Logic Distillation: Learning from Code Function by Function for Decision-making Tasks
Dong Chen, Shilin Zhang, Fei Gao, Yueting Zhuang, Siliang Tang, Qidong Liu, Mingliang Xu
TL;DR
This work tackles the limitation that small LLMs struggle with complex decision-making and logical reasoning, by introducing Logic Distillation (LD), which decomposes tasks into discrete functions via L-LLMs to form a function base. A retriever selects relevant functions and a fine-tuned S-LLM executes them stage-by-stage, enabling function-by-function decision making; emergency rules can be incorporated as new functions, improving generalization. The approach is underpinned by an entropy-based argument favoring selection over generation and is validated through pursuit-game, emergency, and 21 Points experiments, showing LD can match or surpass L-LLMs with much smaller models and limited tuning.

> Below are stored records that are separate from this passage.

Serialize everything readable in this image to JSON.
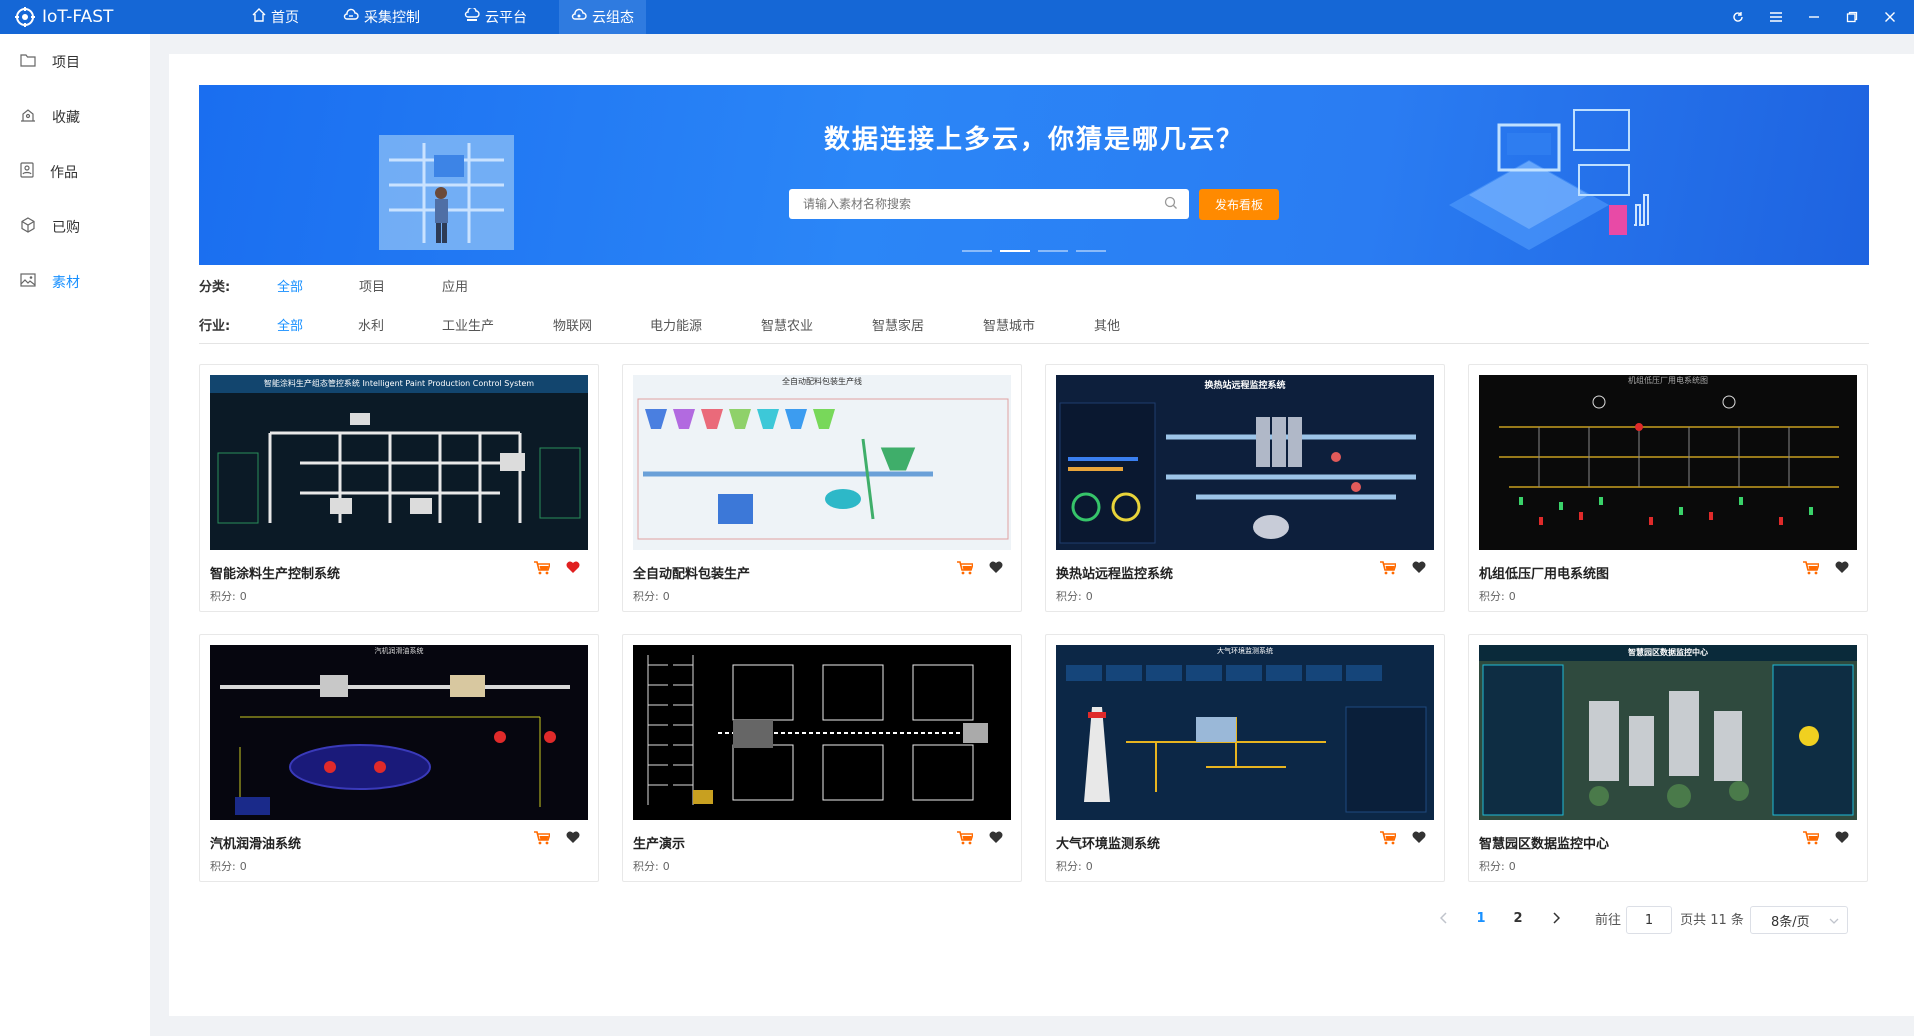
{
  "app": {
    "title": "IoT-FAST"
  },
  "nav": [
    {
      "label": "首页",
      "icon": "home-icon"
    },
    {
      "label": "采集控制",
      "icon": "cloud-control-icon"
    },
    {
      "label": "云平台",
      "icon": "cloud-platform-icon"
    },
    {
      "label": "云组态",
      "icon": "cloud-config-icon",
      "active": true
    }
  ],
  "window_controls": [
    "refresh-icon",
    "menu-icon",
    "minimize-icon",
    "maximize-icon",
    "close-icon"
  ],
  "sidebar": {
    "items": [
      {
        "label": "项目",
        "icon": "folder-icon"
      },
      {
        "label": "收藏",
        "icon": "favorites-icon"
      },
      {
        "label": "作品",
        "icon": "works-icon"
      },
      {
        "label": "已购",
        "icon": "purchased-icon"
      },
      {
        "label": "素材",
        "icon": "material-icon",
        "active": true
      }
    ]
  },
  "banner": {
    "title": "数据连接上多云，你猜是哪几云？",
    "search_placeholder": "请输入素材名称搜索",
    "publish_button": "发布看板",
    "slide_count": 4,
    "active_slide": 2
  },
  "filters": {
    "category": {
      "label": "分类:",
      "options": [
        "全部",
        "项目",
        "应用"
      ],
      "active": 0
    },
    "industry": {
      "label": "行业:",
      "options": [
        "全部",
        "水利",
        "工业生产",
        "物联网",
        "电力能源",
        "智慧农业",
        "智慧家居",
        "智慧城市",
        "其他"
      ],
      "active": 0
    }
  },
  "cards": [
    {
      "title": "智能涂料生产控制系统",
      "points_label": "积分:",
      "points": "0",
      "favorited": true,
      "thumb_caption": "智能涂料生产组态管控系统 Intelligent Paint Production Control System",
      "thumb_theme": "#0b1a26"
    },
    {
      "title": "全自动配料包装生产",
      "points_label": "积分:",
      "points": "0",
      "favorited": false,
      "thumb_caption": "全自动配料包装生产线",
      "thumb_theme": "#eef3f7"
    },
    {
      "title": "换热站远程监控系统",
      "points_label": "积分:",
      "points": "0",
      "favorited": false,
      "thumb_caption": "换热站远程监控系统",
      "thumb_theme": "#0d1f3c"
    },
    {
      "title": "机组低压厂用电系统图",
      "points_label": "积分:",
      "points": "0",
      "favorited": false,
      "thumb_caption": "机组低压厂用电系统图",
      "thumb_theme": "#0a0a0a"
    },
    {
      "title": "汽机润滑油系统",
      "points_label": "积分:",
      "points": "0",
      "favorited": false,
      "thumb_caption": "汽机润滑油系统",
      "thumb_theme": "#06060f"
    },
    {
      "title": "生产演示",
      "points_label": "积分:",
      "points": "0",
      "favorited": false,
      "thumb_caption": "",
      "thumb_theme": "#000000"
    },
    {
      "title": "大气环境监测系统",
      "points_label": "积分:",
      "points": "0",
      "favorited": false,
      "thumb_caption": "大气环境监测系统",
      "thumb_theme": "#0c2746"
    },
    {
      "title": "智慧园区数据监控中心",
      "points_label": "积分:",
      "points": "0",
      "favorited": false,
      "thumb_caption": "智慧园区数据监控中心",
      "thumb_theme": "#0a2a3a"
    }
  ],
  "pagination": {
    "pages": [
      "1",
      "2"
    ],
    "current": "1",
    "goto_label": "前往",
    "goto_value": "1",
    "total_text": "页共 11 条",
    "page_size": "8条/页"
  },
  "colors": {
    "topbar": "#1567d6",
    "accent": "#1890ff",
    "publish_button": "#ff8a00",
    "cart": "#ff6a00",
    "heart_active": "#e02020",
    "heart_inactive": "#333333"
  }
}
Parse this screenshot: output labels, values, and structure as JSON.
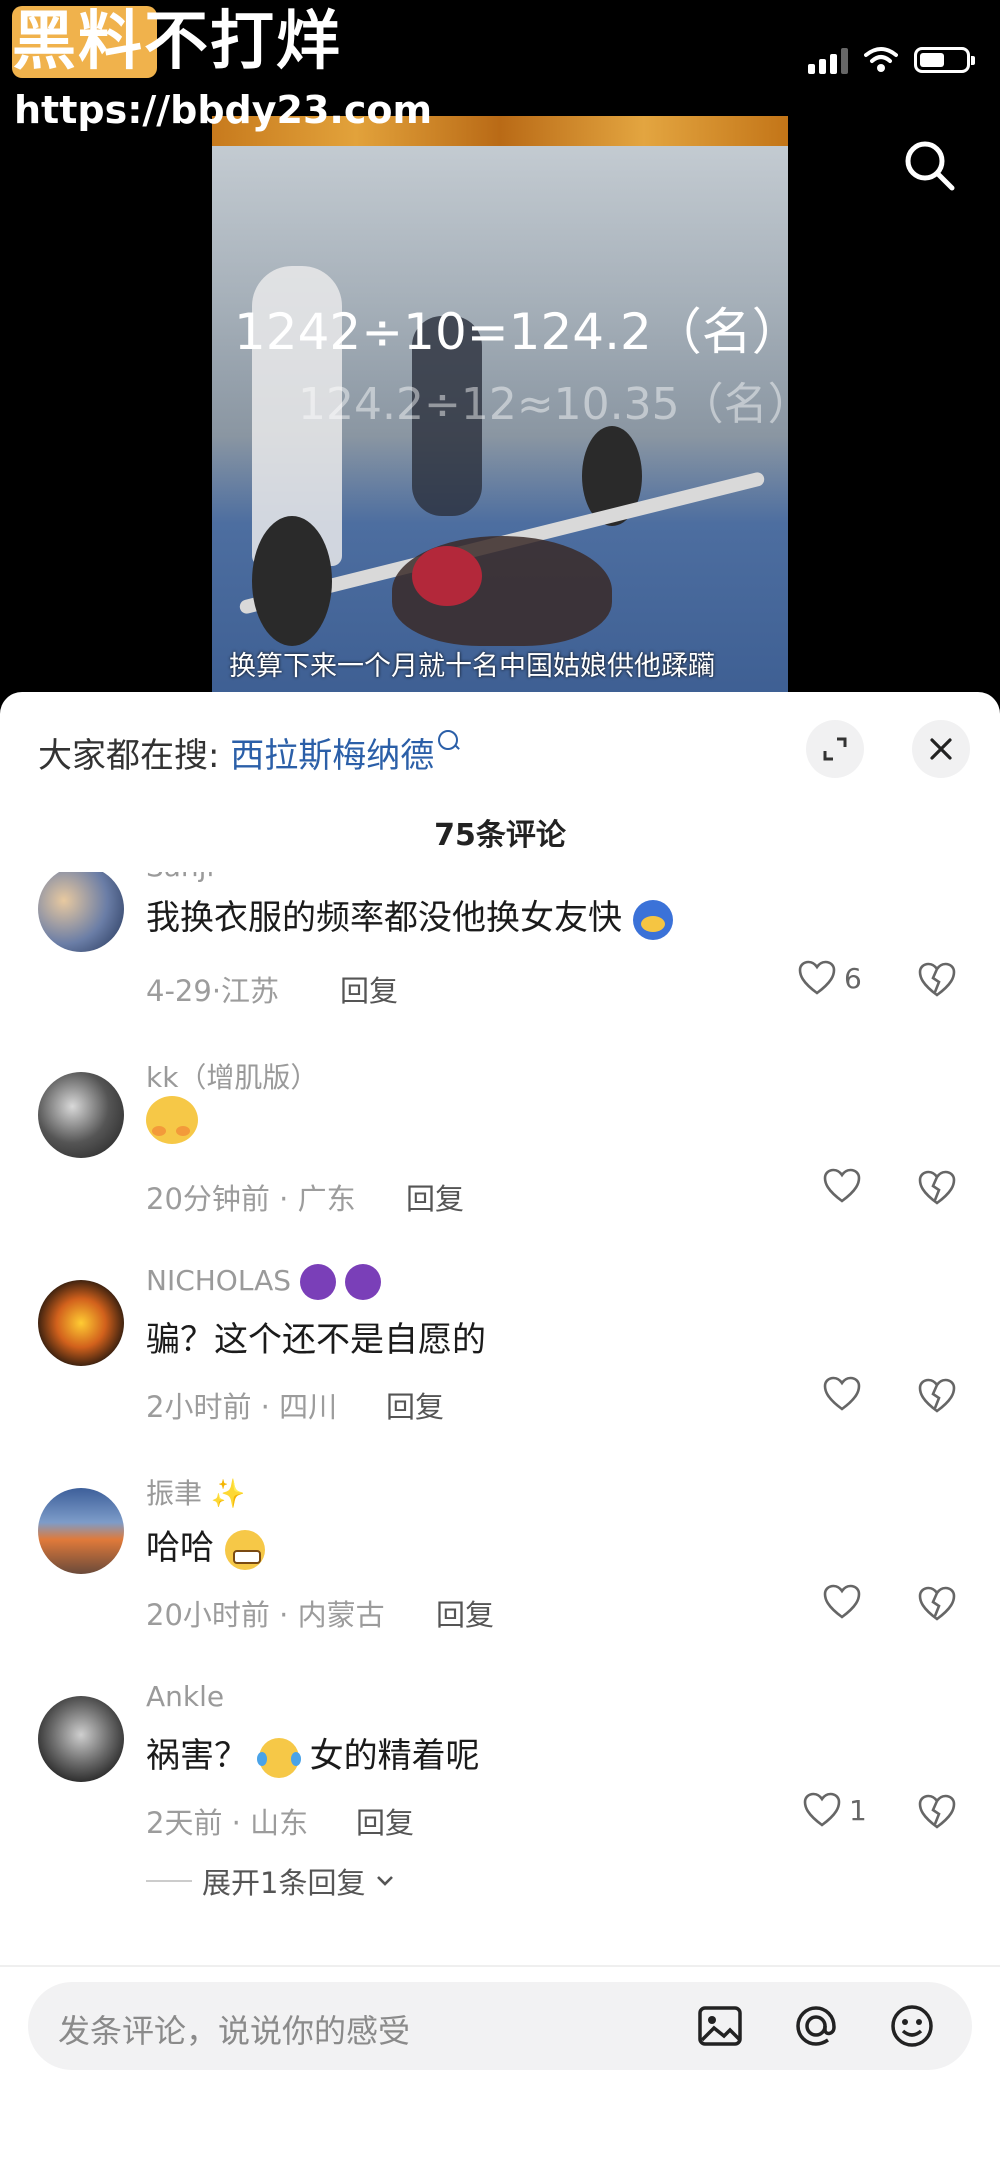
{
  "watermark": {
    "title": "黑料不打烊",
    "url": "https://bbdy23.com"
  },
  "video": {
    "overlay_line1": "1242÷10=124.2（名）",
    "overlay_line2": "124.2÷12≈10.35（名）",
    "caption": "换算下来一个月就十名中国姑娘供他蹂躏"
  },
  "search_bar": {
    "label": "大家都在搜:",
    "keyword": "西拉斯梅纳德"
  },
  "comment_count": "75条评论",
  "comments": [
    {
      "user": "Sanji",
      "text": "我换衣服的频率都没他换女友快",
      "time": "4-29",
      "location": "江苏",
      "reply": "回复",
      "likes": "6",
      "emoji": "sweat-blue"
    },
    {
      "user": "kk（增肌版）",
      "text": "",
      "time": "20分钟前",
      "location": "广东",
      "reply": "回复",
      "likes": "",
      "emoji": "hug-face"
    },
    {
      "user": "NICHOLAS",
      "text": "骗？这个还不是自愿的",
      "time": "2小时前",
      "location": "四川",
      "reply": "回复",
      "likes": "",
      "emoji": "devil-purple"
    },
    {
      "user": "振聿",
      "text": "哈哈",
      "time": "20小时前",
      "location": "内蒙古",
      "reply": "回复",
      "likes": "",
      "emoji": "grin"
    },
    {
      "user": "Ankle",
      "text_a": "祸害？",
      "text_b": "女的精着呢",
      "time": "2天前",
      "location": "山东",
      "reply": "回复",
      "likes": "1",
      "emoji": "tears-joy",
      "expand": "展开1条回复"
    }
  ],
  "input": {
    "placeholder": "发条评论，说说你的感受"
  },
  "colors": {
    "link": "#2b5fa8",
    "watermark_bg": "#f0b24c"
  }
}
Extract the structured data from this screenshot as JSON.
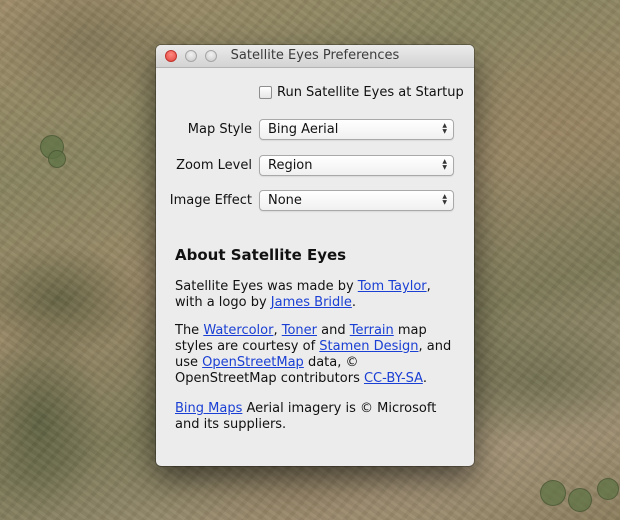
{
  "window": {
    "title": "Satellite Eyes Preferences"
  },
  "startup": {
    "label": "Run Satellite Eyes at Startup",
    "checked": false
  },
  "settings": [
    {
      "label": "Map Style",
      "value": "Bing Aerial"
    },
    {
      "label": "Zoom Level",
      "value": "Region"
    },
    {
      "label": "Image Effect",
      "value": "None"
    }
  ],
  "about": {
    "title": "About Satellite Eyes",
    "p1": {
      "t1": "Satellite Eyes was made by ",
      "link1": "Tom Taylor",
      "t2": ", with a logo by ",
      "link2": "James Bridle",
      "t3": "."
    },
    "p2": {
      "t1": "The ",
      "link1": "Watercolor",
      "t2": ", ",
      "link2": "Toner",
      "t3": " and ",
      "link3": "Terrain",
      "t4": " map styles are courtesy of ",
      "link4": "Stamen Design",
      "t5": ", and use ",
      "link5": "OpenStreetMap",
      "t6": " data, © OpenStreetMap contributors ",
      "link6": "CC-BY-SA",
      "t7": "."
    },
    "p3": {
      "link1": "Bing Maps",
      "t1": " Aerial imagery is © Microsoft and its suppliers."
    }
  }
}
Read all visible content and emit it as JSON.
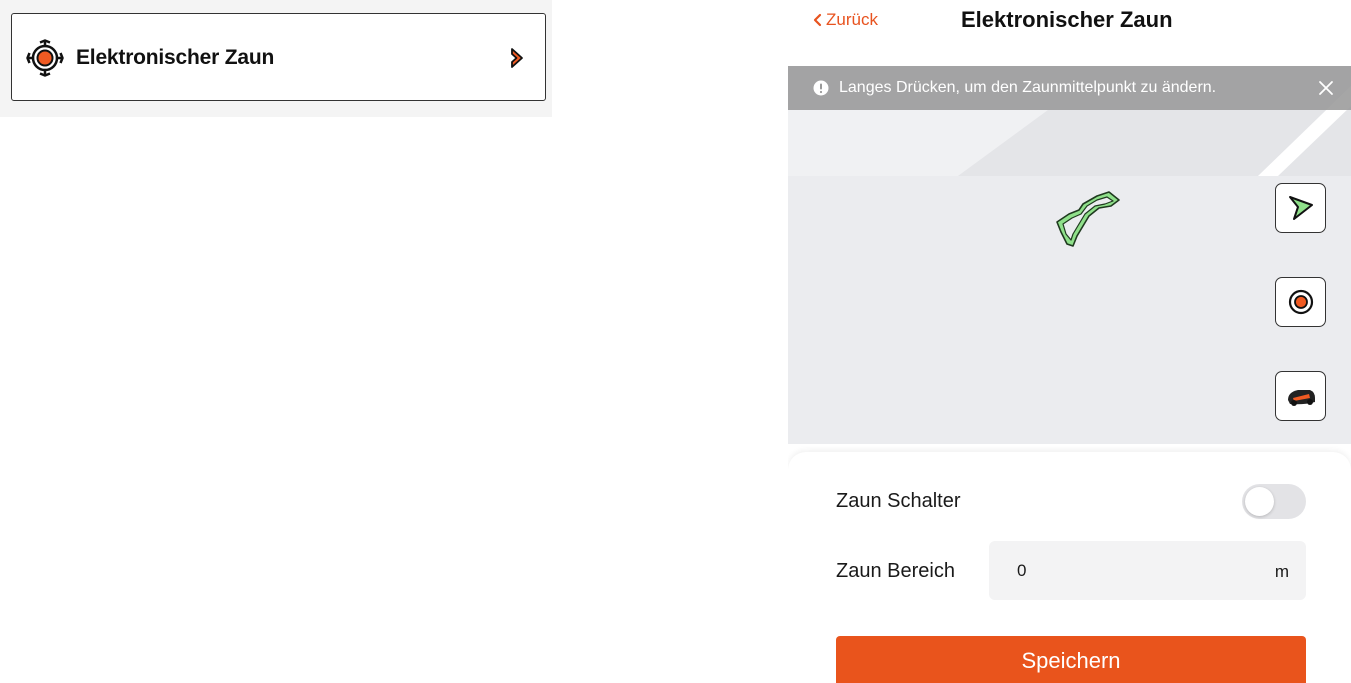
{
  "left_card": {
    "title": "Elektronischer Zaun",
    "icon": "target-icon",
    "chevron_icon": "chevron-right-icon",
    "accent": "#e8531f"
  },
  "nav": {
    "back_label": "Zurück",
    "title": "Elektronischer Zaun"
  },
  "banner": {
    "text": "Langes Drücken, um den Zaunmittelpunkt zu ändern.",
    "icon": "info-icon",
    "close_icon": "close-icon"
  },
  "map_controls": [
    {
      "name": "navigate-icon"
    },
    {
      "name": "fence-center-icon"
    },
    {
      "name": "mower-icon"
    }
  ],
  "settings": {
    "switch_label": "Zaun Schalter",
    "switch_on": false,
    "range_label": "Zaun Bereich",
    "range_value": "0",
    "range_unit": "m"
  },
  "save_label": "Speichern",
  "colors": {
    "accent": "#e9541c",
    "map_bg": "#ebecef",
    "fence_green": "#7ed67a"
  }
}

The results suggest a practical path to deploying capable, efficient agents on commodity hardware while preserving the ability to learn and extend game rules and tasks easily.
Abstract
Large language models (LLMs) have garnered increasing attention owing to their powerful logical reasoning capabilities. Generally, larger LLMs (L-LLMs) that require paid interfaces exhibit significantly superior performance compared to smaller LLMs (S-LLMs) that can be deployed on a variety of devices. Knowledge distillation (KD) aims to empower S-LLMs with the capabilities of L-LLMs, while S-LLMs merely mimic the outputs of L-LLMs, failing to get the powerful logical reasoning capabilities. Consequently, S-LLMs are helpless when it comes to planning and decision-making tasks that require logical reasoning capabilities. To tackle the identified challenges, we propose a novel framework called Logic Distillation (LD). Initially, LD employs L-LLMs to instantiate complex instructions into discrete functions and illustrates their usage to establish a function base. Subsequently, based on the function base, LD fine-tunes S-LLMs to learn the logic employed by L-LLMs in planning and decision-making. During testing, LD utilizes a retriever to identify the top-$K$ relevant functions based on instructions and current states, which will be selected and invoked by S-LLMs. Ultimately, S-LLMs yield planning and decision-making outcomes, function by function. Relevant experiments demonstrate that with the assistance of LD, S-LLMs can achieve outstanding results in planning and decision-making tasks, comparable to, or even surpassing, those of L-LLMs.